Retrospective cohort study.
Oncology drugs and their indications approved by the EMA between 1995 and 2020.
Added benefit was evaluated using ratings published by seven organisations: health technology assessment agencies from the United States, France, Germany, and Italy, two medical oncology societies, and a drug bulletin. All retrieved ratings were recategorised using a four point ranking scale to indicate negative or non-quantifiable, minor, substantial, or major added benefit. Revenue data were extracted from publicly available financial reports and compared with published estimates of research and development (R&D) costs. Finally, the association between added benefit and revenue was evaluated. All analyses were performed within the overall study cohort, and within subgroups based on the EMA approval pathway: standard marketing authorisation, conditional marketing authorisation, and authorisation under exceptional circumstances.
131 oncology drugs with 166 indications were evaluated for their added benefit by at least one organisation within the required timeframe, yielding a total of 458 added benefit ratings; 189 (41%) were negative or non-quantifiable. The median time to offset the median R&D costs ($684m, £535m, €602m, adjusted to 2020 values) was three years; 50 of 55 (91%) drugs recovered these costs within eight years. Drugs with higher added benefit ratings generally had greater revenues. Negative or non-quantifiable added benefit ratings were more frequent for conditional marketing authorisations and authorisations under exceptional circumstances than for standard marketing authorisations (relative risk 1.53, 95% confidence interval 1.23 to 1.89). Conditional marketing authorisations generated lower revenues and took longer to offset R&D costs than standard marketing authorisations (four years compared with three years).

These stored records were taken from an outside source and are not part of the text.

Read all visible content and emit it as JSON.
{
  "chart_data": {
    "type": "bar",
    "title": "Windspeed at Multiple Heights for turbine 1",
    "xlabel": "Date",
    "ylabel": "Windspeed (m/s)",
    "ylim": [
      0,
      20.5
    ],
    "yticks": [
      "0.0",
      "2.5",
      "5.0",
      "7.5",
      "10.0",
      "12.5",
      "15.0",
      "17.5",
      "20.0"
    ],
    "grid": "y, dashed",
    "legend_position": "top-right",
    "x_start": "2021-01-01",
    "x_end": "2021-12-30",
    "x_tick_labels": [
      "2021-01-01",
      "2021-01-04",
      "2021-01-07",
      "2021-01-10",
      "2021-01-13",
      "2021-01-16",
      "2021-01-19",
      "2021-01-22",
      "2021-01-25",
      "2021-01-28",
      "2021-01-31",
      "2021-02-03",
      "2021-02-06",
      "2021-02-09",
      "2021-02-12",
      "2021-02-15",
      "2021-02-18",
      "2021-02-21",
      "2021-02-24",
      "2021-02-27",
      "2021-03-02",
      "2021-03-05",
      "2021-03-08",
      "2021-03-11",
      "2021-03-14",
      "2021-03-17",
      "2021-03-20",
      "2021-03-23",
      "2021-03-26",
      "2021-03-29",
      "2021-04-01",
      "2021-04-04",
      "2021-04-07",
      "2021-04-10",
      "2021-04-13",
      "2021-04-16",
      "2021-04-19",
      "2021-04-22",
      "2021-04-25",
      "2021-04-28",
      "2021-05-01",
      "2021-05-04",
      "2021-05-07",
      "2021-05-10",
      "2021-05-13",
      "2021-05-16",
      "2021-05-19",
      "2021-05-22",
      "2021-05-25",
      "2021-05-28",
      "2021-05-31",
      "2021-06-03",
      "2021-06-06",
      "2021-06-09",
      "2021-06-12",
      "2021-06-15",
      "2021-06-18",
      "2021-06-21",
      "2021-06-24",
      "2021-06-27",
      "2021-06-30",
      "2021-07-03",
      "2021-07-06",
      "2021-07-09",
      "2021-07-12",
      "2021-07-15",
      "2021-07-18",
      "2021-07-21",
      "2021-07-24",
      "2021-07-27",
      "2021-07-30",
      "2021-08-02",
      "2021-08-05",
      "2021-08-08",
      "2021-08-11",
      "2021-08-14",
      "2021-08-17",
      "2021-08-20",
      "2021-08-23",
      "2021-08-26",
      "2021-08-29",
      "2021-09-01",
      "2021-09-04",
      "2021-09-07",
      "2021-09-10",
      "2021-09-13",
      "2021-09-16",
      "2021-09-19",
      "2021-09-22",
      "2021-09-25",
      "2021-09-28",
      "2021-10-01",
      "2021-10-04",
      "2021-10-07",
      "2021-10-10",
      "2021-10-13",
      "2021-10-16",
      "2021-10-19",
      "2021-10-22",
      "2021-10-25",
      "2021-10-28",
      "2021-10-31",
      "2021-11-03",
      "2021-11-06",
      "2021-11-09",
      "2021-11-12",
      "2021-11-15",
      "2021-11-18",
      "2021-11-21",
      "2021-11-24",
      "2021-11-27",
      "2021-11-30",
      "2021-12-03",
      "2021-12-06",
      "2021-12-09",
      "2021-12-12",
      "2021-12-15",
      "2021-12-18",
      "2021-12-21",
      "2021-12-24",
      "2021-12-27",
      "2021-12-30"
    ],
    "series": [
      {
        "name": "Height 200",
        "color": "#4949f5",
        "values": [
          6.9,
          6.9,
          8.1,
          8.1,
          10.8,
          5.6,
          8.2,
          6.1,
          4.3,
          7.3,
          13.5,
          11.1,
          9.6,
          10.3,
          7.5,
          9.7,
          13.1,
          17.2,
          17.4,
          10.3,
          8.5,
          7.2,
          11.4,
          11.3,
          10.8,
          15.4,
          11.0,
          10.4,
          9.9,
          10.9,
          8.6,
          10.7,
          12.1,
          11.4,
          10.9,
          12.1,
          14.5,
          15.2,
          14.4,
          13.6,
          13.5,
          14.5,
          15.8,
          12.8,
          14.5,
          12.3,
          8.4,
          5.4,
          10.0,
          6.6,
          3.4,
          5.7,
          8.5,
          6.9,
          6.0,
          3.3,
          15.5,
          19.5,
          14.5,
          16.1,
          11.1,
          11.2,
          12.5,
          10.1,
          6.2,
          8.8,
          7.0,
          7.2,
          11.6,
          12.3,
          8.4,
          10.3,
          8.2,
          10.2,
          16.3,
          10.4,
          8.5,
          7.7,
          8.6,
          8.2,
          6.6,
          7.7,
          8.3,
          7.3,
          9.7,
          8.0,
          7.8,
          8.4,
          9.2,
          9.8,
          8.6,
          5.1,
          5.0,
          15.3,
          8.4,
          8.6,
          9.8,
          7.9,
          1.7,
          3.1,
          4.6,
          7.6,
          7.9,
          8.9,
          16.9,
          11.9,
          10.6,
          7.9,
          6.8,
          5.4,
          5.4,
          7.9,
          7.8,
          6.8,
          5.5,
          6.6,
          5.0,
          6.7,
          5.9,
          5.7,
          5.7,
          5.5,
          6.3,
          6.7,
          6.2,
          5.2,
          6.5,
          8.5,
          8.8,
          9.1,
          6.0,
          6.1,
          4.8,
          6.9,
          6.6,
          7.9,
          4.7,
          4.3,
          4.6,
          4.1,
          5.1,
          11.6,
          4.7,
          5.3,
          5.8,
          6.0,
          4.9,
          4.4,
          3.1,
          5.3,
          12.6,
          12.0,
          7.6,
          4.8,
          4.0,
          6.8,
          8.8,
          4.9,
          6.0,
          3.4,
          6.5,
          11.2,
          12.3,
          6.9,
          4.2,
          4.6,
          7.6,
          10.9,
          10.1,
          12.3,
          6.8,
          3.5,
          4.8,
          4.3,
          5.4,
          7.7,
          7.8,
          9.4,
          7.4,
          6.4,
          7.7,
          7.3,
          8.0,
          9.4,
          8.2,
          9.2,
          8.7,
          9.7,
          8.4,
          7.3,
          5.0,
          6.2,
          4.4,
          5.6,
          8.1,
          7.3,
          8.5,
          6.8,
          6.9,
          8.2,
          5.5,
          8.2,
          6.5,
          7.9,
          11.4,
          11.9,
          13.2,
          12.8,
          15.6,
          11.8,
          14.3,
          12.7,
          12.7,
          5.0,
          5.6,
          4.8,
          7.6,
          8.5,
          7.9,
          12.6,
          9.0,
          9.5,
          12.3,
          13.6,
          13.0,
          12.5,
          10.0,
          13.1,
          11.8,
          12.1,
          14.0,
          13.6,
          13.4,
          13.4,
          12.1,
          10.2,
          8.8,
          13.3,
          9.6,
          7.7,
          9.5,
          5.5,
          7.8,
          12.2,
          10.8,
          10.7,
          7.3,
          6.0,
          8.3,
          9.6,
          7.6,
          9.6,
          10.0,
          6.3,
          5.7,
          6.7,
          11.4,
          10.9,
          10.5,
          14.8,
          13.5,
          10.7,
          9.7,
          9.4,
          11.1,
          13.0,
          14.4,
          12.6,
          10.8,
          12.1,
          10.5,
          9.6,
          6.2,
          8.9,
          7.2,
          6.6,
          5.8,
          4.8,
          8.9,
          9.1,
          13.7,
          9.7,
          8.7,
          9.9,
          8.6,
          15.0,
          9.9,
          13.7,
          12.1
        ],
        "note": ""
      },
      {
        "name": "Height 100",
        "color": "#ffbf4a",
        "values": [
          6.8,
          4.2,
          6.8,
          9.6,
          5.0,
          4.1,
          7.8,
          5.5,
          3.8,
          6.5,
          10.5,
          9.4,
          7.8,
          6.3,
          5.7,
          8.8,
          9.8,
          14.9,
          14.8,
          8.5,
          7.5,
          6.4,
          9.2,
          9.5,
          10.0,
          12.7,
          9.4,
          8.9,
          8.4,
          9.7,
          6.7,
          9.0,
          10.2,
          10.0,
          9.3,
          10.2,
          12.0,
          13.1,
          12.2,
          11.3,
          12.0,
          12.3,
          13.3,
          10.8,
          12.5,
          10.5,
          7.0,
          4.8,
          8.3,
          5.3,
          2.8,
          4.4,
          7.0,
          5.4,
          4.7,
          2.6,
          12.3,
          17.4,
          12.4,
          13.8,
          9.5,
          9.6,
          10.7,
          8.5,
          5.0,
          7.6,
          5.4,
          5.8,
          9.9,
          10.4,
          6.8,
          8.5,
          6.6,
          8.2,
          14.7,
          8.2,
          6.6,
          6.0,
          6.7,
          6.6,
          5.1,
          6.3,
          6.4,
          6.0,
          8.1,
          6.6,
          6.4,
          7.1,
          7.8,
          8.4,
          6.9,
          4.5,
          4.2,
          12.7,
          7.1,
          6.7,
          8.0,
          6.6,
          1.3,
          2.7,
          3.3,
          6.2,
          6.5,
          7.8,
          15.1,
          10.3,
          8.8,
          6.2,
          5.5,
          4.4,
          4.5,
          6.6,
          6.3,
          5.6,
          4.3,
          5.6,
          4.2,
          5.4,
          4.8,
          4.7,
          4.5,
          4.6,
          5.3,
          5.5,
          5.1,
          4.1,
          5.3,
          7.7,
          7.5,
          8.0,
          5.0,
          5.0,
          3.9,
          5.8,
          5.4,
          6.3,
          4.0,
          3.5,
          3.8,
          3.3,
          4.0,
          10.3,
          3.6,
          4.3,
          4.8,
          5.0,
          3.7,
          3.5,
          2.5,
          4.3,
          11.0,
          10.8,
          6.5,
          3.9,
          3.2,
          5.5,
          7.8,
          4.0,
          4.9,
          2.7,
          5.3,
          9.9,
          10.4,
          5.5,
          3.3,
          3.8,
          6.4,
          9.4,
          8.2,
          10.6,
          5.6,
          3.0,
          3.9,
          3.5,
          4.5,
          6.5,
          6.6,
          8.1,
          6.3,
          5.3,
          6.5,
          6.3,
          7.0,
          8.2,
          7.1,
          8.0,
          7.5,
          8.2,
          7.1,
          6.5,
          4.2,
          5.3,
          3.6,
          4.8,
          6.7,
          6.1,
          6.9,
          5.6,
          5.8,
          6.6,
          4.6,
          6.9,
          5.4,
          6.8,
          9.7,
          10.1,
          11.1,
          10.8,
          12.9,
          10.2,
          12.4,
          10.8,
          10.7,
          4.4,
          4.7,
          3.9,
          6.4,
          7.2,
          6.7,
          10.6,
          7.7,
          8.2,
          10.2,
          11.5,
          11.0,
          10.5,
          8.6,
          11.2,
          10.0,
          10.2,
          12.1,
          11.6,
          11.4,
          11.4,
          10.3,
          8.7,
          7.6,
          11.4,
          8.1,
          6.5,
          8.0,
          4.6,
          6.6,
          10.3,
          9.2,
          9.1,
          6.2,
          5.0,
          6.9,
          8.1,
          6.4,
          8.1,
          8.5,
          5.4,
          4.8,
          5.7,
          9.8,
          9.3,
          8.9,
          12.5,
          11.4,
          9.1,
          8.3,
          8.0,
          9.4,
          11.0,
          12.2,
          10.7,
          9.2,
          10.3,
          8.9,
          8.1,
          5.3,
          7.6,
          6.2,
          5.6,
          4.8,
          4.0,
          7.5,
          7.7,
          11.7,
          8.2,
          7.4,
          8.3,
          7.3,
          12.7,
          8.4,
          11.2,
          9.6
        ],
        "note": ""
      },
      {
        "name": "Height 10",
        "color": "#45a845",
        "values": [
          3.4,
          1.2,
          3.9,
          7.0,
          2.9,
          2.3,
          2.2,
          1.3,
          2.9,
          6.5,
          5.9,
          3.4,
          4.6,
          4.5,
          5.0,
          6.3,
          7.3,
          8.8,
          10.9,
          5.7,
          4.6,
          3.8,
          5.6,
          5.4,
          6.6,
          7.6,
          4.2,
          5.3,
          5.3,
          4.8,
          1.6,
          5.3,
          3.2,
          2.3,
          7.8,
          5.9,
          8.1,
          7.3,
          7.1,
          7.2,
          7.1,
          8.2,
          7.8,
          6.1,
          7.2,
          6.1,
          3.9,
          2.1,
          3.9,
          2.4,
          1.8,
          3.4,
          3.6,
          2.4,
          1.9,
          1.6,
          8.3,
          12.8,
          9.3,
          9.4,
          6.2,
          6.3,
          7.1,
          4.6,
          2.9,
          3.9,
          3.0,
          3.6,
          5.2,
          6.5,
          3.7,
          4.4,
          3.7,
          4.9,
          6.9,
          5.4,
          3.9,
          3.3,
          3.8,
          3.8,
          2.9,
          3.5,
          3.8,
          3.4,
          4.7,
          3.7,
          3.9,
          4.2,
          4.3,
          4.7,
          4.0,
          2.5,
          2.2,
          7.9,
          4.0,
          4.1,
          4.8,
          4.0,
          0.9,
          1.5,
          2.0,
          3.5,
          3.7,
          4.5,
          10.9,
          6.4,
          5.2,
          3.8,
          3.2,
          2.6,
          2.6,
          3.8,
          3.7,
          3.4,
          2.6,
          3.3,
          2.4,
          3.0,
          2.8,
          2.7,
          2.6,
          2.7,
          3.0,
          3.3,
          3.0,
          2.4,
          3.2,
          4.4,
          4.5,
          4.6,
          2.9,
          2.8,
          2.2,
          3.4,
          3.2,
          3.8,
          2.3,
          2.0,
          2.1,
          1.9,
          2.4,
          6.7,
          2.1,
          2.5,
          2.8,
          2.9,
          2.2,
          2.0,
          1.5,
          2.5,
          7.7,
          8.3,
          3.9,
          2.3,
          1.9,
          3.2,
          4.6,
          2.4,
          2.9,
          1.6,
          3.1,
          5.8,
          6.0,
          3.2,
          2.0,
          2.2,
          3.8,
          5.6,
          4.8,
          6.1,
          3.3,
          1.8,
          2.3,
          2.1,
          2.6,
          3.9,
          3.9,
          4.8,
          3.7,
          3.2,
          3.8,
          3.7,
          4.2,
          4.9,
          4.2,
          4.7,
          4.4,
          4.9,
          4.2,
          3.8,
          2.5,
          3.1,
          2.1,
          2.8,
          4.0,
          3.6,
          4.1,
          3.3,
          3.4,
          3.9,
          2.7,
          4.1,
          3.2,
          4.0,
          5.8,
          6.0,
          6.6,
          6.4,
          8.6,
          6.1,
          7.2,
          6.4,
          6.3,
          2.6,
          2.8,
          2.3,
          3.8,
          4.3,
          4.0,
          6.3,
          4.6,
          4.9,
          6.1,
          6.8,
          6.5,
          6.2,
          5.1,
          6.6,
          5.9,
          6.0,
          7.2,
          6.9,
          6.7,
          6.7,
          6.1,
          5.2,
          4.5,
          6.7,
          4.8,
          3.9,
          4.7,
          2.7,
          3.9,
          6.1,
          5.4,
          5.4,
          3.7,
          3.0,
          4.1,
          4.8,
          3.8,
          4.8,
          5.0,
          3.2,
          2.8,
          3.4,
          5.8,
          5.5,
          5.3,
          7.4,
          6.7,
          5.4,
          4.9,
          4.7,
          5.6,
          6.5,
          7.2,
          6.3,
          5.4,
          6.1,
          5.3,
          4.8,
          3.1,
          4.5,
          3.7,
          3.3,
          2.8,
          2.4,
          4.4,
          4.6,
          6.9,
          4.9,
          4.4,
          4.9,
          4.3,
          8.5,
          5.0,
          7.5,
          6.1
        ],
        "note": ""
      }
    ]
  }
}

While revenues seem to align with added benefit, most oncology drugs recover R&D costs within a few years despite providing little added benefit. This is particularly true for drugs approved through conditional marketing authorisations, which inherently appear to lack comprehensive evidence. Policy makers should evaluate whether current regulatory and reimbursement incentives effectively promote development of the most effective drugs for patients with the greatest needs.
评估肿瘤药物的附加收益和收入,探讨它们之间的关联,并调查欧洲药品管理局(EMA)不同审批途径之间附加收益和收入之间可能存在的差异。
回顾性队列研究。
1995 年至 2020 年间 EMA 批准的肿瘤药物及其适应证。
使用来自美国、法国、德国和意大利的卫生技术评估机构、两个肿瘤医学学会和一份药物公报的七个组织发布的评分来评估附加收益。所有检索到的评分均使用四分制重新分类,以表示负面或不可量化、轻微、实质性或主要附加收益。收入数据从公开财务报告中提取,并与研发(R&D)成本的已公布估计值进行比较。最后,评估了附加收益与收入之间的关系。所有分析均在整个研究队列内进行,并根据 EMA 批准途径进行了亚组分析:标准营销授权、有条件营销授权和特殊情况下的授权。
在规定的时间范围内,至少有一个组织评估了 131 种肿瘤药物的 166 种适应证的附加收益,共产生了 458 项附加收益评分;其中 189 项(41%)为负面或不可量化。中位数时间抵消中位数研发成本(6.84 亿美元、5.35 亿英镑、6.02 亿欧元,调整至 2020 年价值)为 3 年;55 种药物中有 50 种(91%)在 8 年内收回了这些成本。附加收益评分较高的药物通常收入更高。与标准营销授权相比,有条件营销授权和特殊情况下的授权产生的附加收益负面或不可量化评分更为常见(相对风险 1.53,95%置信区间 1.23 至 1.89)。有条件营销授权产生的收入较低,抵消研发成本的时间也比标准营销授权长(4 年对 3 年)。
尽管收入似乎与附加收益相符,但大多数肿瘤药物在几年内就能收回研发成本,尽管它们提供的附加收益很小。对于通过有条件营销授权批准的药物尤其如此,这些药物显然缺乏全面的证据。政策制定者应评估当前的监管和报销激励措施是否能有效地促进开发对最有需要的患者最有效的药物。